The “Ayrton Senna” award goes to… Vikram Chopra!

You want speed? Vikram’s racquet head speed is impressive enough as he waves it around before every shot like a Musketeer, then whipping it around and cracking the ball harder than most. But his ‘need for speed’ is mostly satiated with this very unique roadster of his that looks like a Formula One racing car. Called an “Ariel Atom”, Vikram took this baby to London, Ontario, for our annual summer doubles day with their members.
I politely declined the offer to ride with him, I wasn’t in a death-defying mood at the time. When we had pulled out onto the highway in our ‘normal’ vehicle, Vikram was already half way to London with Greg Rivard in the passenger seat, clenching his lower cheeks and doing his best not to lose the skin off his face. Vikram was not happy having to clean that seat when they arrived.
The “Photo-Bomb” award goes to… Bob Rogers!

The women’s squash contingent has been steadily increasing this year. I always say, with more women playing, we’d have more men. I had the perfect photo-op with 4 of our attractive female players when who else but Bob Rogers decided to pop up behind the scene and spoil the beautification. So incensed with his action, the club banished him to somewhere in the Carolinas where he can better study gender equality. Bob is still playing squash down there but dearly misses the DAC and is no doubt dreaming of his past better squash times. Bob was a big help with that record breaking keg consumption.

In all seriousness, we do miss Bob who was a great supporter of the program and was a constant tester of the solidity of our court walls. 

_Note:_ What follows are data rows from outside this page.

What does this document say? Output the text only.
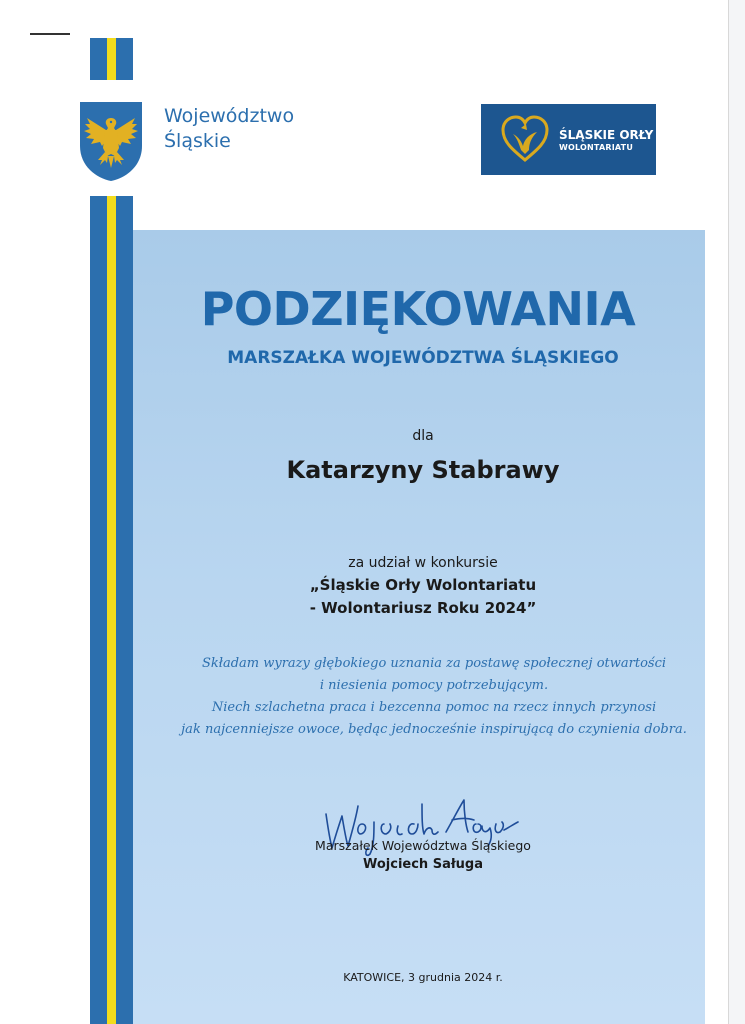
Województwo
Śląskie	ŚLĄSKIE ORŁY
WOLONTARIATU
PODZIĘKOWANIA
MARSZAŁKA WOJEWÓDZTWA ŚLĄSKIEGO
dla
Katarzyny Stabrawy
za udział w konkursie
„Śląskie Orły Wolontariatu
- Wolontariusz Roku 2024”
Składam wyrazy głębokiego uznania za postawę społecznej otwartości
i niesienia pomocy potrzebującym.
Niech szlachetna praca i bezcenna pomoc na rzecz innych przynosi
jak najcenniejsze owoce, będąc jednocześnie inspirującą do czynienia dobra.
Marszałek Województwa Śląskiego
Wojciech Saługa
KATOWICE, 3 grudnia 2024 r.
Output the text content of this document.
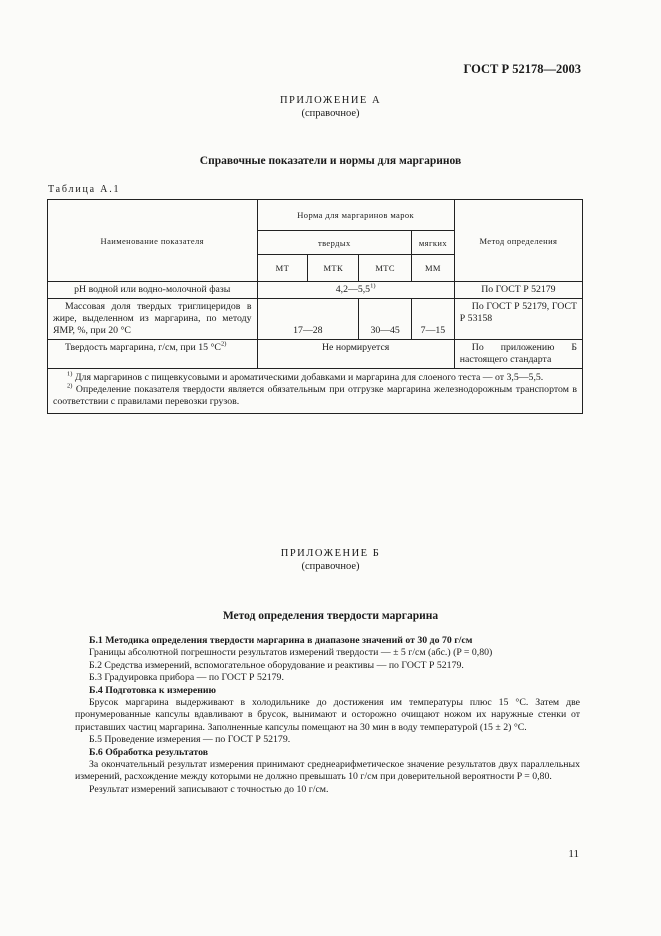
ГОСТ Р 52178—2003
ПРИЛОЖЕНИЕ А
(справочное)
Справочные показатели и нормы для маргаринов
Таблица А.1
Наименование показателя	Норма для маргаринов марок				Метод определения
	твердых			мягких	
	МТ	МТК	МТС	ММ	
pH водной или водно-молочной фазы	4,2—5,5$^{1)}$				По ГОСТ Р 52179
Массовая доля твердых триглицеридов в жире, выделенном из маргарина, по методу ЯМР, %, при 20 °С	17—28		30—45	7—15	По ГОСТ Р 52179, ГОСТ Р 53158
Твердость маргарина, г/см, при 15 $^\circ С^{2)}$	Не нормируется				По приложению Б настоящего стандарта

$^{1)}$ Для маргаринов с пищевкусовыми и ароматическими добавками и маргарина для слоеного теста — от 3,5—5,5.

$^{2)}$ Определение показателя твердости является обязательным при отгрузке маргарина железнодорожным транспортом в соответствии с правилами перевозки грузов.					

ПРИЛОЖЕНИЕ Б
(справочное)
Метод определения твердости маргарина

Б.1 Методика определения твердости маргарина в диапазоне значений от 30 до 70 г/см

Границы абсолютной погрешности результатов измерений твердости — ± 5 г/см (абс.) (P = 0,80)

Б.2 Средства измерений, вспомогательное оборудование и реактивы — по ГОСТ Р 52179.

Б.3 Градуировка прибора — по ГОСТ Р 52179.

Б.4 Подготовка к измерению

Брусок маргарина выдерживают в холодильнике до достижения им температуры плюс 15 °С. Затем две пронумерованные капсулы вдавливают в брусок, вынимают и осторожно очищают ножом их наружные стенки от приставших частиц маргарина. Заполненные капсулы помещают на 30 мин в воду температурой (15 ± 2) °С.

Б.5 Проведение измерения — по ГОСТ Р 52179.

Б.6 Обработка результатов

За окончательный результат измерения принимают среднеарифметическое значение результатов двух параллельных измерений, расхождение между которыми не должно превышать 10 г/см при доверительной вероятности P = 0,80.

Результат измерений записывают с точностью до 10 г/см.

11
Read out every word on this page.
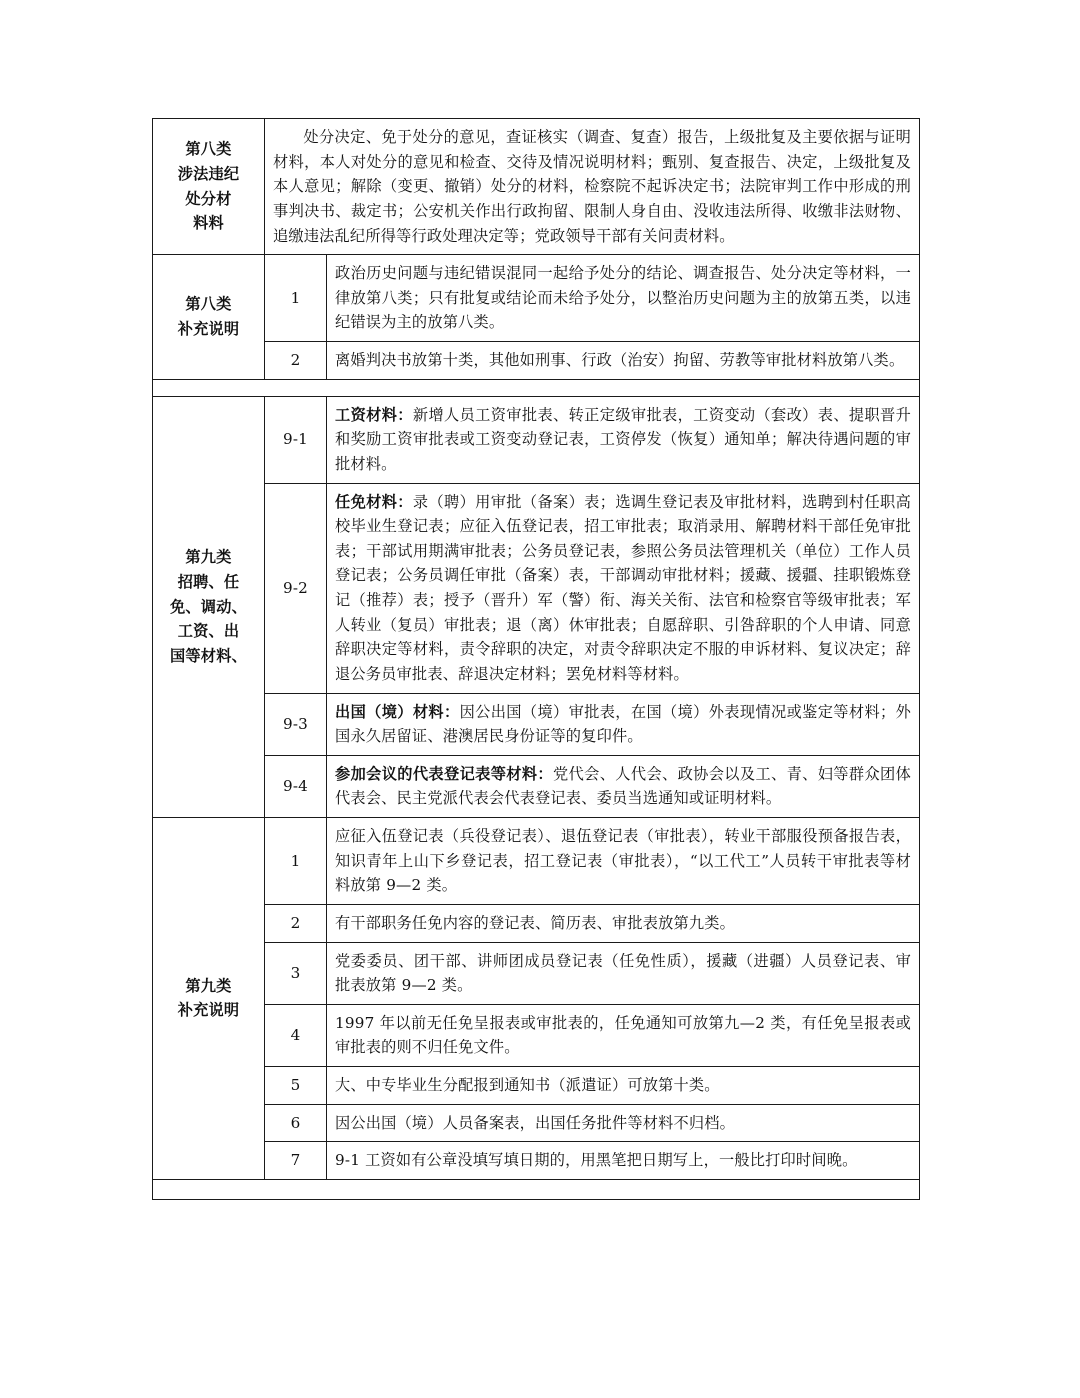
第八类
涉法违纪
处分材
料料	处分决定、免于处分的意见，查证核实（调查、复查）报告，上级批复及主要依据与证明材料，本人对处分的意见和检查、交待及情况说明材料；甄别、复查报告、决定，上级批复及本人意见；解除（变更、撤销）处分的材料，检察院不起诉决定书；法院审判工作中形成的刑事判决书、裁定书；公安机关作出行政拘留、限制人身自由、没收违法所得、收缴非法财物、追缴违法乱纪所得等行政处理决定等；党政领导干部有关问责材料。	

第八类
补充说明	1	政治历史问题与违纪错误混同一起给予处分的结论、调查报告、处分决定等材料，一律放第八类；只有批复或结论而未给予处分，以整治历史问题为主的放第五类，以违纪错误为主的放第八类。
	2	离婚判决书放第十类，其他如刑事、行政（治安）拘留、劳教等审批材料放第八类。
第九类
招聘、任
免、调动、
工资、出
国等材料、	9-1	工资材料：新增人员工资审批表、转正定级审批表，工资变动（套改）表、提职晋升和奖励工资审批表或工资变动登记表，工资停发（恢复）通知单；解决待遇问题的审批材料。
	9-2	任免材料：录（聘）用审批（备案）表；选调生登记表及审批材料，选聘到村任职高校毕业生登记表；应征入伍登记表，招工审批表；取消录用、解聘材料干部任免审批表；干部试用期满审批表；公务员登记表，参照公务员法管理机关（单位）工作人员登记表；公务员调任审批（备案）表，干部调动审批材料；援藏、援疆、挂职锻炼登记（推荐）表；授予（晋升）军（警）衔、海关关衔、法官和检察官等级审批表；军人转业（复员）审批表；退（离）休审批表；自愿辞职、引咎辞职的个人申请、同意辞职决定等材料，责令辞职的决定，对责令辞职决定不服的申诉材料、复议决定；辞退公务员审批表、辞退决定材料；罢免材料等材料。
	9-3	出国（境）材料：因公出国（境）审批表，在国（境）外表现情况或鉴定等材料；外国永久居留证、港澳居民身份证等的复印件。
	9-4	参加会议的代表登记表等材料：党代会、人代会、政协会以及工、青、妇等群众团体代表会、民主党派代表会代表登记表、委员当选通知或证明材料。

第九类
补充说明	1	应征入伍登记表（兵役登记表）、退伍登记表（审批表），转业干部服役预备报告表，知识青年上山下乡登记表，招工登记表（审批表），“以工代工”人员转干审批表等材料放第 9—2 类。
	2	有干部职务任免内容的登记表、简历表、审批表放第九类。
	3	党委委员、团干部、讲师团成员登记表（任免性质），援藏（进疆）人员登记表、审批表放第 9—2 类。
	4	1997 年以前无任免呈报表或审批表的，任免通知可放第九—2 类，有任免呈报表或审批表的则不归任免文件。
	5	大、中专毕业生分配报到通知书（派遣证）可放第十类。
	6	因公出国（境）人员备案表，出国任务批件等材料不归档。
	7	9-1 工资如有公章没填写填日期的，用黑笔把日期写上，一般比打印时间晚。
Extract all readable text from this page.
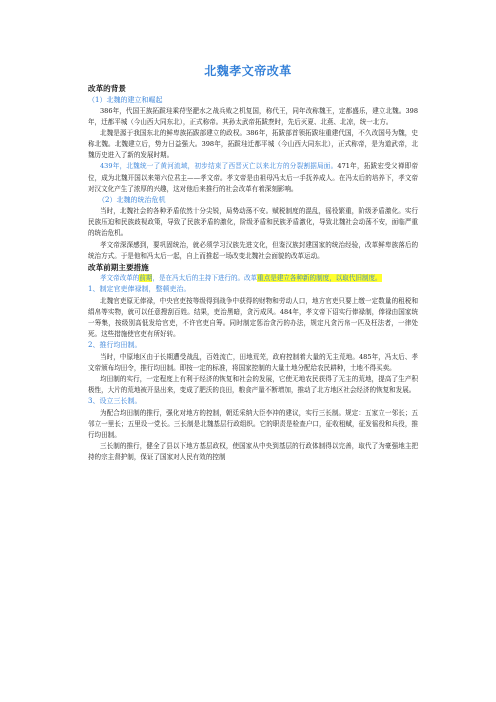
北魏孝文帝改革
改革的背景
（1）北魏的建立和崛起

386年，代国王族拓跋珪乘苻坚淝水之战兵败之机复国，称代王，同年改称魏王，定都盛乐，建立北魏。398年，迁都平城（今山西大同东北），正式称帝。其孙太武帝拓跋焘时，先后灭夏、北燕、北凉，统一北方。

北魏是源于我国东北的鲜卑族拓跋部建立的政权。386年，拓跋部首领拓跋珪重建代国，不久改国号为魏，史称北魏。北魏建立后，势力日益强大。398年，拓跋珪迁都平城（今山西大同东北），正式称帝，是为道武帝，北魏历史进入了新的发展时期。

439年，北魏统一了黄河流域，初步结束了西晋灭亡以来北方的分裂割据局面。471年，拓跋宏受父禅即帝位，成为北魏开国以来第六位君主——孝文帝。孝文帝是由祖母冯太后一手抚养成人。在冯太后的培养下，孝文帝对汉文化产生了浓厚的兴趣，这对他后来推行的社会改革有着深刻影响。

（2）北魏的统治危机

当时，北魏社会的各种矛盾依然十分尖锐，局势动荡不安。赋税制度的混乱，徭役繁重，阶级矛盾激化。实行民族压迫和民族歧视政策，导致了民族矛盾的激化，阶级矛盾和民族矛盾激化，导致北魏社会动荡不安，面临严重的统治危机。

孝文帝深深感到，要巩固统治，就必须学习汉族先进文化，但鉴汉族封建国家的统治经验，改革鲜卑族落后的统治方式。于是他和冯太后一起，自上而推起一场改变北魏社会面貌的改革运动。

改革前期主要措施

孝文帝改革的前期，是在冯太后的主持下进行的。改革重点是建立各种新的制度，以取代旧制度。

1、制定官吏俸禄制，整顿吏治。

北魏官吏原无俸禄，中央官吏按等级得到战争中获得的财物和劳动人口，地方官吏只要上缴一定数量的租税和绢帛等实物，就可以任意搜刮百姓。结果，吏治黑暗，贪污成风。484年，孝文帝下诏实行俸禄制，俸禄由国家统一筹集，按级别高低发给官吏，不许官吏自筹。同时制定惩治贪污的办法，规定凡贪污帛一匹及枉法者，一律处死。这些措施使官吏有所好转。

2、推行均田制。

当时，中原地区由于长期遭受战乱，百姓流亡，田地荒芜，政府控制着大量的无主荒地。485年，冯太后、孝文帝颁布均田令，推行均田制。即按一定的标准，将国家控制的大量土地分配给农民耕种，土地不得买卖。

均田制的实行，一定程度上有利于经济的恢复和社会的发展，它使无地农民获得了无主的荒地，提高了生产积极性，大片的荒地被开垦出来，变成了肥沃的良田，粮食产量不断增加，推动了北方地区社会经济的恢复和发展。

3、设立三长制。

为配合均田制的推行，强化对地方的控制，朝廷采纳大臣李冲的建议，实行三长制。规定：五家立一邻长；五邻立一里长；五里设一党长。三长制是北魏基层行政组织。它的职责是检查户口，征收租赋，征发徭役和兵役，推行均田制。

三长制的推行，健全了县以下地方基层政权，使国家从中央到基层的行政体制得以完善，取代了为豪强地主把持的宗主督护制，保证了国家对人民有效的控制
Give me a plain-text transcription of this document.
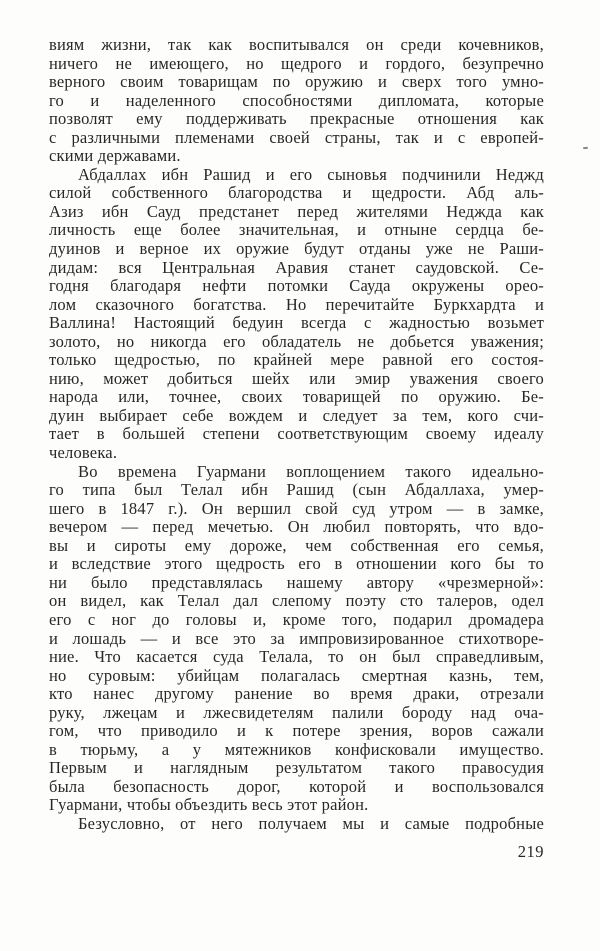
виям жизни, так как воспитывался он среди кочевников,
ничего не имеющего, но щедрого и гордого, безупречно
верного своим товарищам по оружию и сверх того умно-
го и наделенного способностями дипломата, которые
позволят ему поддерживать прекрасные отношения как
с различными племенами своей страны, так и с европей-
скими державами.
Абдаллах ибн Рашид и его сыновья подчинили Неджд
силой собственного благородства и щедрости. Абд аль-
Азиз ибн Сауд предстанет перед жителями Неджда как
личность еще более значительная, и отныне сердца бе-
дуинов и верное их оружие будут отданы уже не Раши-
дидам: вся Центральная Аравия станет саудовской. Се-
годня благодаря нефти потомки Сауда окружены орео-
лом сказочного богатства. Но перечитайте Буркхардта и
Валлина! Настоящий бедуин всегда с жадностью возьмет
золото, но никогда его обладатель не добьется уважения;
только щедростью, по крайней мере равной его состоя-
нию, может добиться шейх или эмир уважения своего
народа или, точнее, своих товарищей по оружию. Бе-
дуин выбирает себе вождем и следует за тем, кого счи-
тает в большей степени соответствующим своему идеалу
человека.
Во времена Гуармани воплощением такого идеально-
го типа был Телал ибн Рашид (сын Абдаллаха, умер-
шего в 1847 г.). Он вершил свой суд утром — в замке,
вечером — перед мечетью. Он любил повторять, что вдо-
вы и сироты ему дороже, чем собственная его семья,
и вследствие этого щедрость его в отношении кого бы то
ни было представлялась нашему автору «чрезмерной»:
он видел, как Телал дал слепому поэту сто талеров, одел
его с ног до головы и, кроме того, подарил дромадера
и лошадь — и все это за импровизированное стихотворе-
ние. Что касается суда Телала, то он был справедливым,
но суровым: убийцам полагалась смертная казнь, тем,
кто нанес другому ранение во время драки, отрезали
руку, лжецам и лжесвидетелям палили бороду над оча-
гом, что приводило и к потере зрения, воров сажали
в тюрьму, а у мятежников конфисковали имущество.
Первым и наглядным результатом такого правосудия
была безопасность дорог, которой и воспользовался
Гуармани, чтобы объездить весь этот район.
Безусловно, от него получаем мы и самые подробные
219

The “Most Hideously Beautiful Sweater” award goes to… Patrick Petz!
 
When it comes to colorful fashion, Patrick Petz is no stranger. Shame and embarrassment is not part of his world, Patrick is ready to display anything and everything, rivaling even the most flamboyant ensembles from our good friend Sante Fratarcangeli. Here we see Patrick in what looks like an ordinary pretentious Christmas sweater, but on closer inspection you will notice the couple of squash players posing with their racquets up high. Suddenly, what on the surface appears to be repulsive, turns into a work of art that every passionate squash player should have hanging proudly in their wardrobes. Patrick has once again led the way and earned another shout out for a “Mickies” award.